Here Shiva is depicted as the Omnipotent Lord of dance whose body or movements cover everything that is the space around us and beyond that. His speech embodies all languages known to mankind and even all sounds that man has and could ever hear. His ornaments are none other than the moon and stars, celestial objects of space which we can only see and not even reach. Such is his magnified presence that we bow to him in reverence.
Through this shloka, the existence of Lord Shiva is immortalised by his being, transcending space as well as time. There are no barriers that can stop him from conversing in the universal language of dance and that is why all sound comes from him. His ornaments are as simple as the snake around his neck and the leopard skin cloth around his waist, to the magnificent moon and stars. He is so close to humans through his human like form and yet his magnanimous presence supersedes mortal limitations such as controlling the angry river Ganga knotted through his matted locks of hair. Simple, unassuming, yet so powerful, that he is also known as the Lord of destruction.

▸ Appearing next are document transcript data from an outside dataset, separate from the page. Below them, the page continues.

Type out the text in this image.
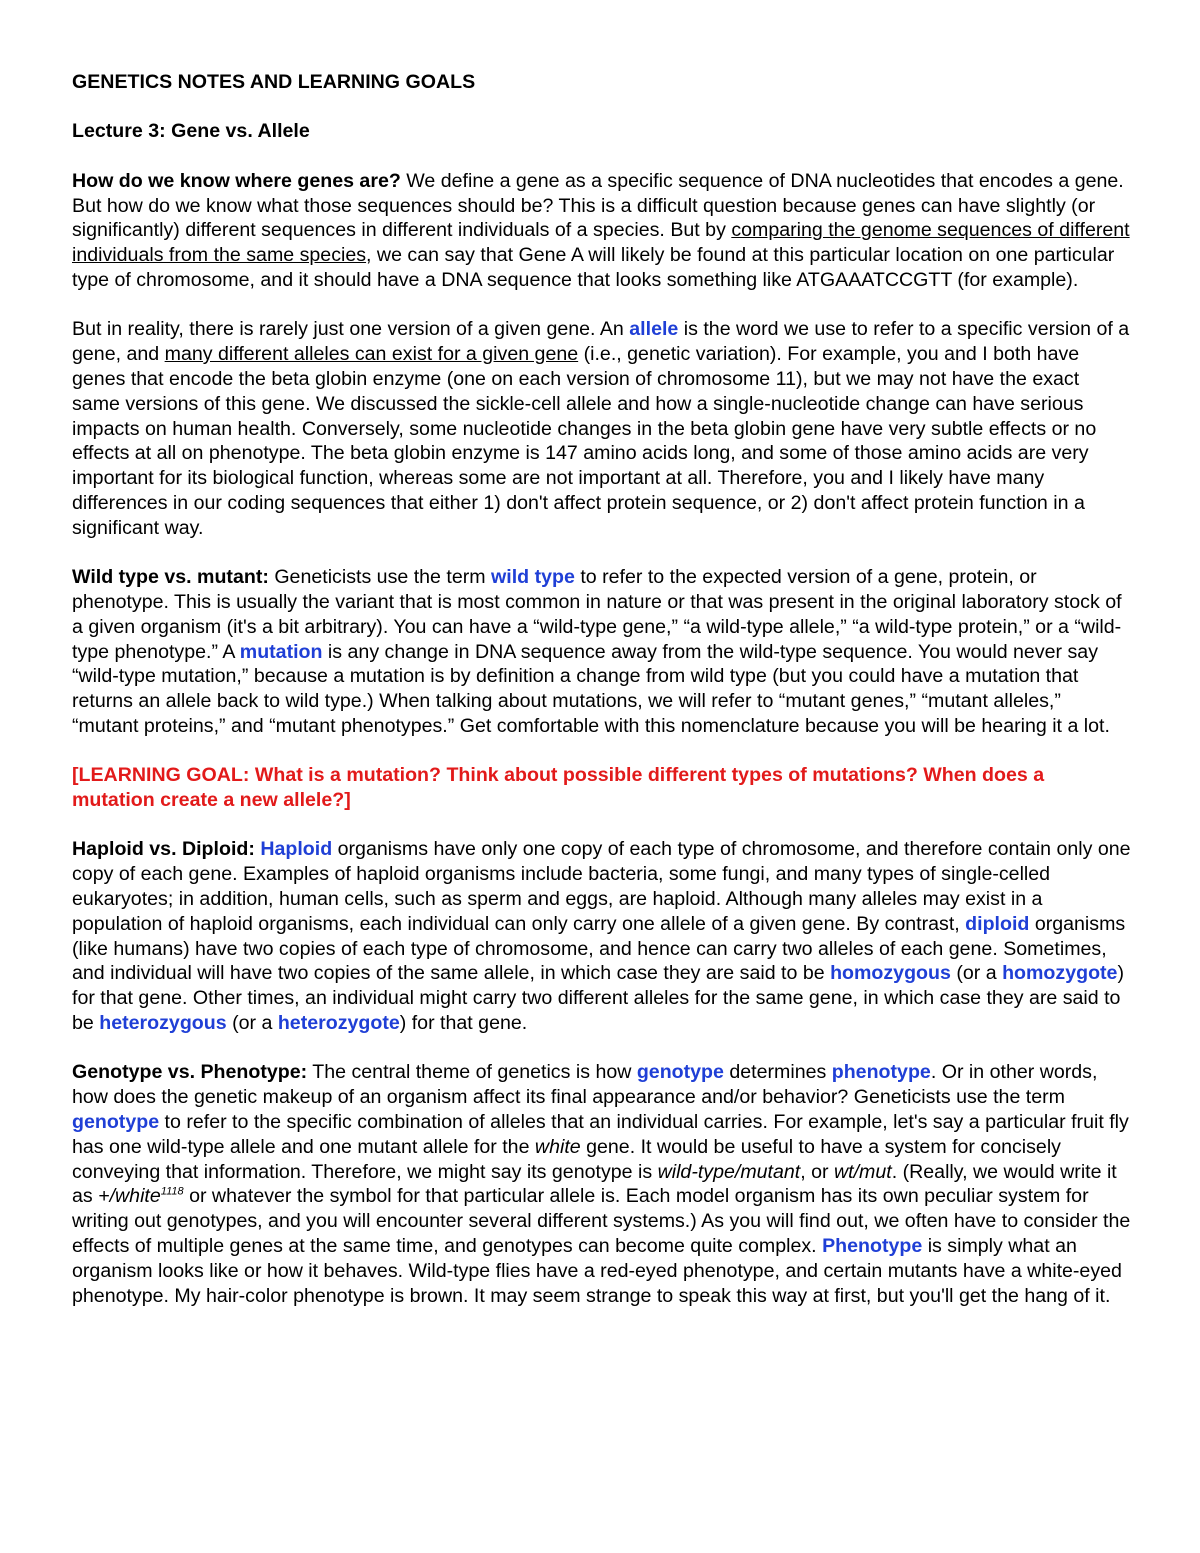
GENETICS NOTES AND LEARNING GOALS

Lecture 3: Gene vs. Allele

How do we know where genes are? We define a gene as a specific sequence of DNA nucleotides that encodes a gene. But how do we know what those sequences should be? This is a difficult question because genes can have slightly (or significantly) different sequences in different individuals of a species. But by comparing the genome sequences of different individuals from the same species, we can say that Gene A will likely be found at this particular location on one particular type of chromosome, and it should have a DNA sequence that looks something like ATGAAATCCGTT (for example).

But in reality, there is rarely just one version of a given gene. An allele is the word we use to refer to a specific version of a gene, and many different alleles can exist for a given gene (i.e., genetic variation). For example, you and I both have genes that encode the beta globin enzyme (one on each version of chromosome 11), but we may not have the exact same versions of this gene. We discussed the sickle-cell allele and how a single-nucleotide change can have serious impacts on human health. Conversely, some nucleotide changes in the beta globin gene have very subtle effects or no effects at all on phenotype. The beta globin enzyme is 147 amino acids long, and some of those amino acids are very important for its biological function, whereas some are not important at all. Therefore, you and I likely have many differences in our coding sequences that either 1) don't affect protein sequence, or 2) don't affect protein function in a significant way.

Wild type vs. mutant: Geneticists use the term wild type to refer to the expected version of a gene, protein, or phenotype. This is usually the variant that is most common in nature or that was present in the original laboratory stock of a given organism (it's a bit arbitrary). You can have a “wild-type gene,” “a wild-type allele,” “a wild-type protein,” or a “wild-type phenotype.” A mutation is any change in DNA sequence away from the wild-type sequence. You would never say “wild-type mutation,” because a mutation is by definition a change from wild type (but you could have a mutation that returns an allele back to wild type.) When talking about mutations, we will refer to “mutant genes,” “mutant alleles,” “mutant proteins,” and “mutant phenotypes.” Get comfortable with this nomenclature because you will be hearing it a lot.

[LEARNING GOAL: What is a mutation? Think about possible different types of mutations? When does a mutation create a new allele?]

Haploid vs. Diploid: Haploid organisms have only one copy of each type of chromosome, and therefore contain only one copy of each gene. Examples of haploid organisms include bacteria, some fungi, and many types of single-celled eukaryotes; in addition, human cells, such as sperm and eggs, are haploid. Although many alleles may exist in a population of haploid organisms, each individual can only carry one allele of a given gene. By contrast, diploid organisms (like humans) have two copies of each type of chromosome, and hence can carry two alleles of each gene. Sometimes, and individual will have two copies of the same allele, in which case they are said to be homozygous (or a homozygote) for that gene. Other times, an individual might carry two different alleles for the same gene, in which case they are said to be heterozygous (or a heterozygote) for that gene.

Genotype vs. Phenotype: The central theme of genetics is how genotype determines phenotype. Or in other words, how does the genetic makeup of an organism affect its final appearance and/or behavior? Geneticists use the term genotype to refer to the specific combination of alleles that an individual carries. For example, let's say a particular fruit fly has one wild-type allele and one mutant allele for the white gene. It would be useful to have a system for concisely conveying that information. Therefore, we might say its genotype is wild-type/mutant, or wt/mut. (Really, we would write it as +/white$^{1118}$ or whatever the symbol for that particular allele is. Each model organism has its own peculiar system for writing out genotypes, and you will encounter several different systems.) As you will find out, we often have to consider the effects of multiple genes at the same time, and genotypes can become quite complex. Phenotype is simply what an organism looks like or how it behaves. Wild-type flies have a red-eyed phenotype, and certain mutants have a white-eyed phenotype. My hair-color phenotype is brown. It may seem strange to speak this way at first, but you'll get the hang of it.
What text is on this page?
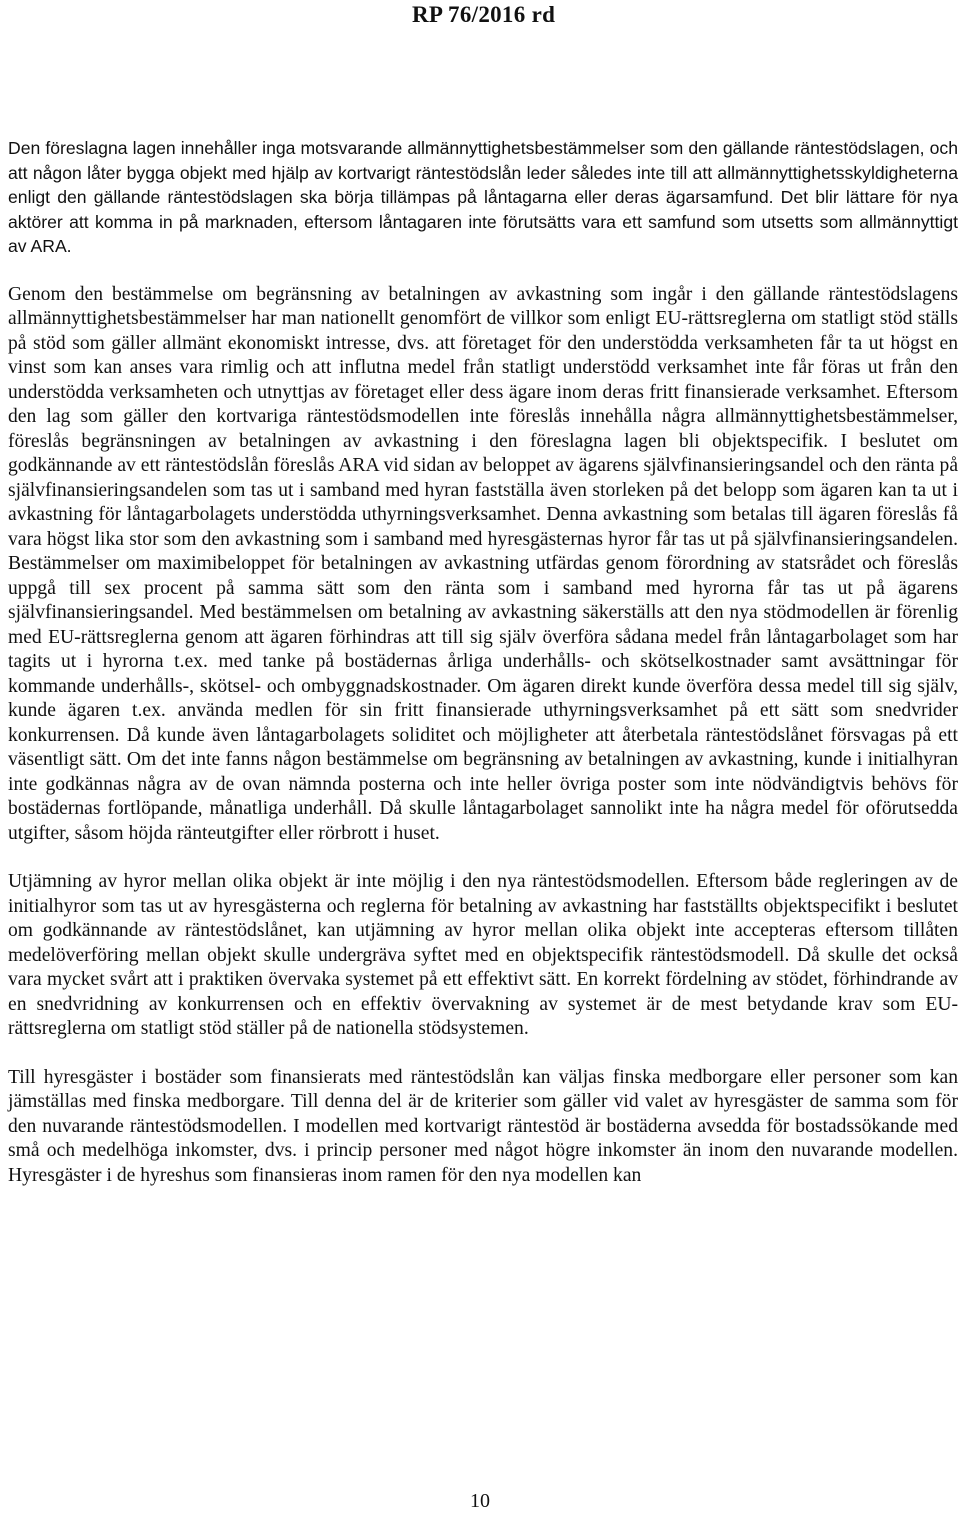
RP 76/2016 rd

Den föreslagna lagen innehåller inga motsvarande allmännyttighetsbestämmelser som den gällande räntestödslagen, och att någon låter bygga objekt med hjälp av kortvarigt räntestödslån leder således inte till att allmännyttighetsskyldigheterna enligt den gällande räntestödslagen ska börja tillämpas på låntagarna eller deras ägarsamfund. Det blir lättare för nya aktörer att komma in på marknaden, eftersom låntagaren inte förutsätts vara ett samfund som utsetts som allmännyttigt av ARA.

Genom den bestämmelse om begränsning av betalningen av avkastning som ingår i den gällande räntestödslagens allmännyttighetsbestämmelser har man nationellt genomfört de villkor som enligt EU-rättsreglerna om statligt stöd ställs på stöd som gäller allmänt ekonomiskt intresse, dvs. att företaget för den understödda verksamheten får ta ut högst en vinst som kan anses vara rimlig och att influtna medel från statligt understödd verksamhet inte får föras ut från den understödda verksamheten och utnyttjas av företaget eller dess ägare inom deras fritt finansierade verksamhet. Eftersom den lag som gäller den kortvariga räntestödsmodellen inte föreslås innehålla några allmännyttighetsbestämmelser, föreslås begränsningen av betalningen av avkastning i den föreslagna lagen bli objektspecifik. I beslutet om godkännande av ett räntestödslån föreslås ARA vid sidan av beloppet av ägarens självfinansieringsandel och den ränta på självfinansieringsandelen som tas ut i samband med hyran fastställa även storleken på det belopp som ägaren kan ta ut i avkastning för låntagarbolagets understödda uthyrningsverksamhet. Denna avkastning som betalas till ägaren föreslås få vara högst lika stor som den avkastning som i samband med hyresgästernas hyror får tas ut på självfinansieringsandelen. Bestämmelser om maximibeloppet för betalningen av avkastning utfärdas genom förordning av statsrådet och föreslås uppgå till sex procent på samma sätt som den ränta som i samband med hyrorna får tas ut på ägarens självfinansieringsandel. Med bestämmelsen om betalning av avkastning säkerställs att den nya stödmodellen är förenlig med EU-rättsreglerna genom att ägaren förhindras att till sig själv överföra sådana medel från låntagarbolaget som har tagits ut i hyrorna t.ex. med tanke på bostädernas årliga underhålls- och skötselkostnader samt avsättningar för kommande underhålls-, skötsel- och ombyggnadskostnader. Om ägaren direkt kunde överföra dessa medel till sig själv, kunde ägaren t.ex. använda medlen för sin fritt finansierade uthyrningsverksamhet på ett sätt som snedvrider konkurrensen. Då kunde även låntagarbolagets soliditet och möjligheter att återbetala räntestödslånet försvagas på ett väsentligt sätt. Om det inte fanns någon bestämmelse om begränsning av betalningen av avkastning, kunde i initialhyran inte godkännas några av de ovan nämnda posterna och inte heller övriga poster som inte nödvändigtvis behövs för bostädernas fortlöpande, månatliga underhåll. Då skulle låntagarbolaget sannolikt inte ha några medel för oförutsedda utgifter, såsom höjda ränteutgifter eller rörbrott i huset.

Utjämning av hyror mellan olika objekt är inte möjlig i den nya räntestödsmodellen. Eftersom både regleringen av de initialhyror som tas ut av hyresgästerna och reglerna för betalning av avkastning har fastställts objektspecifikt i beslutet om godkännande av räntestödslånet, kan utjämning av hyror mellan olika objekt inte accepteras eftersom tillåten medelöverföring mellan objekt skulle undergräva syftet med en objektspecifik räntestödsmodell. Då skulle det också vara mycket svårt att i praktiken övervaka systemet på ett effektivt sätt. En korrekt fördelning av stödet, förhindrande av en snedvridning av konkurrensen och en effektiv övervakning av systemet är de mest betydande krav som EU-rättsreglerna om statligt stöd ställer på de nationella stödsystemen.

Till hyresgäster i bostäder som finansierats med räntestödslån kan väljas finska medborgare eller personer som kan jämställas med finska medborgare. Till denna del är de kriterier som gäller vid valet av hyresgäster de samma som för den nuvarande räntestödsmodellen. I modellen med kortvarigt räntestöd är bostäderna avsedda för bostadssökande med små och medelhöga inkomster, dvs. i princip personer med något högre inkomster än inom den nuvarande modellen. Hyresgäster i de hyreshus som finansieras inom ramen för den nya modellen kan

10
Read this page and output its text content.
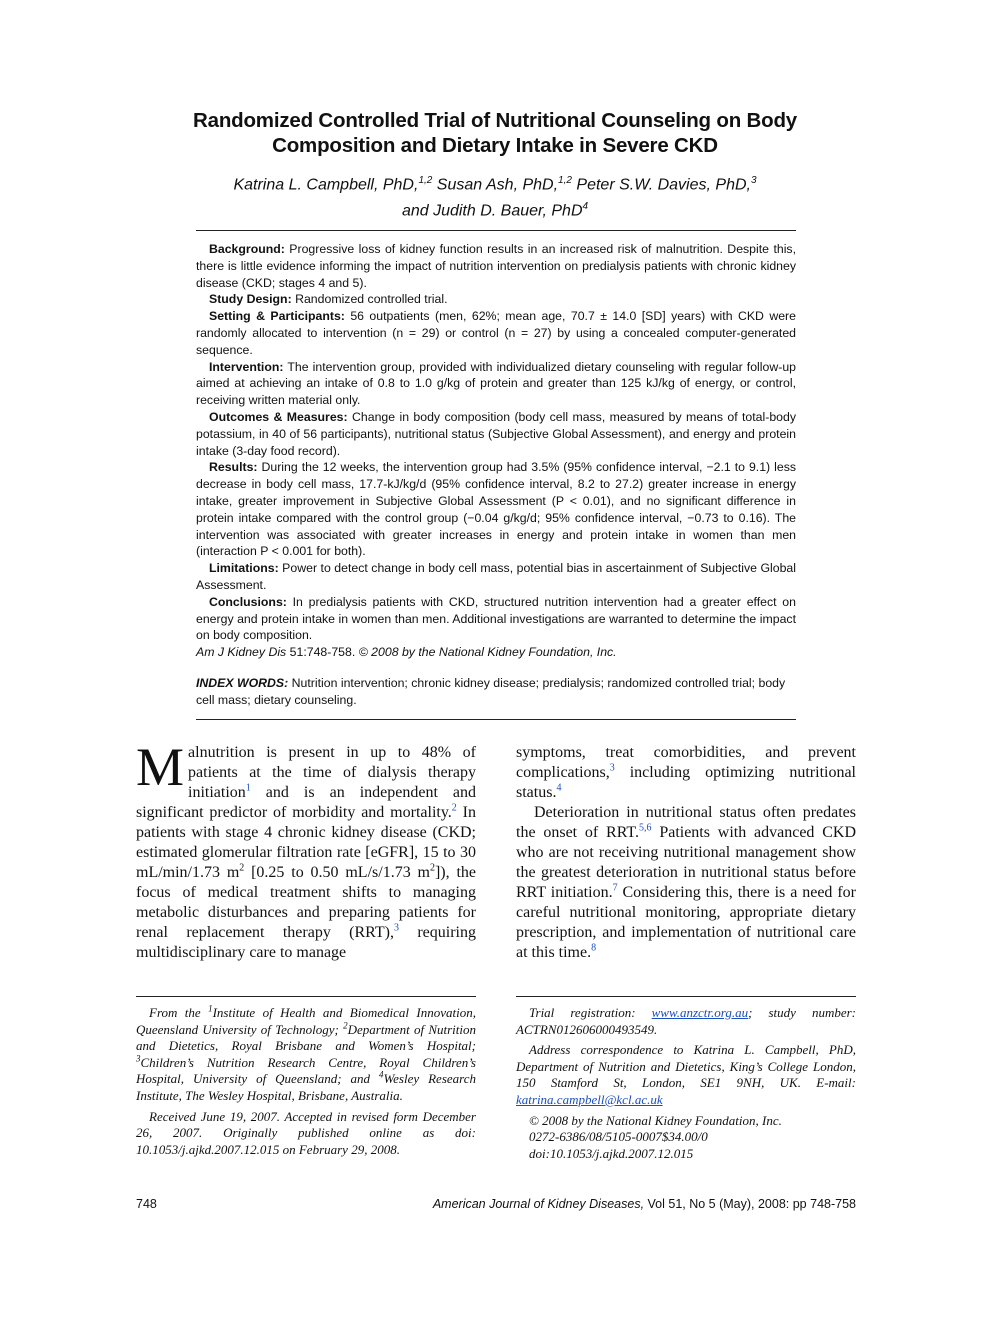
Randomized Controlled Trial of Nutritional Counseling on Body
Composition and Dietary Intake in Severe CKD
Katrina L. Campbell, PhD,$^{1,2}$ Susan Ash, PhD,$^{1,2}$ Peter S.W. Davies, PhD,$^3$
and Judith D. Bauer, PhD$^4$

Background: Progressive loss of kidney function results in an increased risk of malnutrition. Despite this, there is little evidence informing the impact of nutrition intervention on predialysis patients with chronic kidney disease (CKD; stages 4 and 5).

Study Design: Randomized controlled trial.

Setting & Participants: 56 outpatients (men, 62%; mean age, 70.7 ± 14.0 [SD] years) with CKD were randomly allocated to intervention (n = 29) or control (n = 27) by using a concealed computer-generated sequence.

Intervention: The intervention group, provided with individualized dietary counseling with regular follow-up aimed at achieving an intake of 0.8 to 1.0 g/kg of protein and greater than 125 kJ/kg of energy, or control, receiving written material only.

Outcomes & Measures: Change in body composition (body cell mass, measured by means of total-body potassium, in 40 of 56 participants), nutritional status (Subjective Global Assessment), and energy and protein intake (3-day food record).

Results: During the 12 weeks, the intervention group had 3.5% (95% confidence interval, −2.1 to 9.1) less decrease in body cell mass, 17.7-kJ/kg/d (95% confidence interval, 8.2 to 27.2) greater increase in energy intake, greater improvement in Subjective Global Assessment (P < 0.01), and no significant difference in protein intake compared with the control group (−0.04 g/kg/d; 95% confidence interval, −0.73 to 0.16). The intervention was associated with greater increases in energy and protein intake in women than men (interaction P < 0.001 for both).

Limitations: Power to detect change in body cell mass, potential bias in ascertainment of Subjective Global Assessment.

Conclusions: In predialysis patients with CKD, structured nutrition intervention had a greater effect on energy and protein intake in women than men. Additional investigations are warranted to determine the impact on body composition.

Am J Kidney Dis 51:748-758. © 2008 by the National Kidney Foundation, Inc.

INDEX WORDS: Nutrition intervention; chronic kidney disease; predialysis; randomized controlled trial; body cell mass; dietary counseling.

Malnutrition is present in up to 48% of patients at the time of dialysis therapy initiation$^1$ and is an independent and significant predictor of morbidity and mortality.$^2$ In patients with stage 4 chronic kidney disease (CKD; estimated glomerular filtration rate [eGFR], 15 to 30 mL/min/1.73 $m^2$ [0.25 to 0.50 mL/s/1.73 $m^2$]), the focus of medical treatment shifts to managing metabolic disturbances and preparing patients for renal replacement therapy (RRT),$^3$ requiring multidisciplinary care to manage

symptoms, treat comorbidities, and prevent complications,$^3$ including optimizing nutritional status.$^4$

Deterioration in nutritional status often predates the onset of RRT.$^{5,6}$ Patients with advanced CKD who are not receiving nutritional management show the greatest deterioration in nutritional status before RRT initiation.$^7$ Considering this, there is a need for careful nutritional monitoring, appropriate dietary prescription, and implementation of nutritional care at this time.$^8$

From the $^1$Institute of Health and Biomedical Innovation, Queensland University of Technology; $^2$Department of Nutrition and Dietetics, Royal Brisbane and Women’s Hospital; $^3$Children’s Nutrition Research Centre, Royal Children’s Hospital, University of Queensland; and $^4$Wesley Research Institute, The Wesley Hospital, Brisbane, Australia.

Received June 19, 2007. Accepted in revised form December 26, 2007. Originally published online as doi: 10.1053/j.ajkd.2007.12.015 on February 29, 2008.

Trial registration: www.anzctr.org.au; study number: ACTRN012606000493549.

Address correspondence to Katrina L. Campbell, PhD, Department of Nutrition and Dietetics, King’s College London, 150 Stamford St, London, SE1 9NH, UK. E-mail: katrina.campbell@kcl.ac.uk

© 2008 by the National Kidney Foundation, Inc.

0272-6386/08/5105-0007$34.00/0

doi:10.1053/j.ajkd.2007.12.015

748	American Journal of Kidney Diseases, Vol 51, No 5 (May), 2008: pp 748-758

Through Ganga, he represents prosperity and through the crescent moon, benevolence. His eyes represent the sun and moon, the third eye represents knowledge and that is where we put the tilakam. He is the Ardhanareeshwar, his right ear holds the man’s jewel and left ear, a woman’s jewel. His snake represents the “Kundalini Shakti”. The sacred thread signifies purity empowering him to perform all auspicious deeds. Of his four hands, the one holding the damaru represents Srishti or creation. The uplifted hand represents Sthiti or preservation and protection. The upper left hand holds fire depicting Samhaar or destruction and revolution. The other left hand held as dola hasta represents Anugraha or benevolence. The right foot in sthitapada has the demon Muyalaka representing old age, death, ignorance. And Shiva is the conqueror of all these evils. The Left foot in kunchita pada represents Moksha, ie, salvation and benevolence. He wears the elephant skin and bells on his shanks – this depicts heroism.
Thus, the Tandava incarnation of Shiva not only represents the four main abhinaya aspects of dance, which we have discussed in details earlier, ie, Angikam abhinaya, vaachikam abhinaya, Aaharyam abhinaya and sattwika abhinaya, but it also represents in a holistic perspective his Panchakriya Shakti, or the five- fold power.
- He holds the power of Srishti or the creation himself
- Sthiti or the power of protection and preservation lies within him
- He is capable of Samhaar or destruction
- Tirobhava, or the power of illusion also emanates from him
- Moksha or salvation can also be achieved through him
That is why we bow to this Supreme God, who exists everywhere, speaks everything, wears everything and holds all emotions within him. Beyond that, he is capable of creating, preserving as well as destroying anything and helping mortals achieve salvation through him.